4. How analysts treat timeframes and projections — cautionary signals

Multiple entries explicitly caution that source dates vary and that some figures are drawn from 2019 or 2020 baselines reinterpreted as “2025” estimates; one analysis explicitly notes the data it uses predates 2025 and therefore may not reflect current percentages [1] [5]. Another cites projections of national Latino growth through 2060 while not offering new state-level tabulations for 2025 [8] [9]. The recurring caveat is clear: claims labeled “2025” in these analyses often combine older census baselines with more recent projections, so any policymaker or researcher needing precise 2025 state percentages should consult original state-level tabulations or the latest Census Bureau or trusted demographic releases.

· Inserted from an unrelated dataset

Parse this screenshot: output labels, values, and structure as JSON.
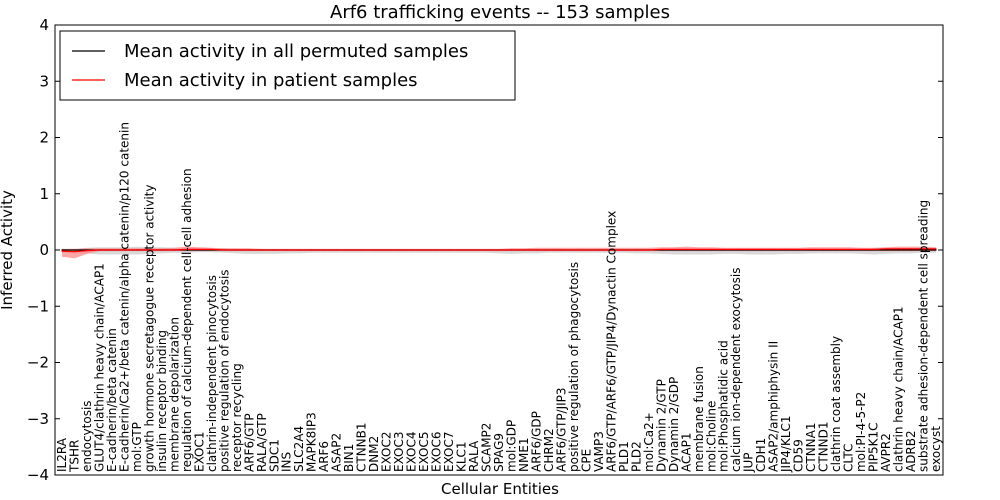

5. Bottom line for users seeking definitive 2025 rankings

The synthesised evidence from these analyses establishes a robust headline: New Mexico highest by percentage, followed by California and Texas near 39%, with Arizona, Nevada, Florida, Colorado, New Jersey, New York, and Illinois commonly appearing just below [1] [2] [6] [4]. However, every analysis includes a nod to data limitations and projection methods, so treat the numbers as convergent estimates rather than official 2025 census tabulations; obtain official state-level releases or Census Bureau updates for decision-grade figures. The provided analyses together offer a coherent picture but also flag the exactitude gap that should guide any subsequent use [3] [5].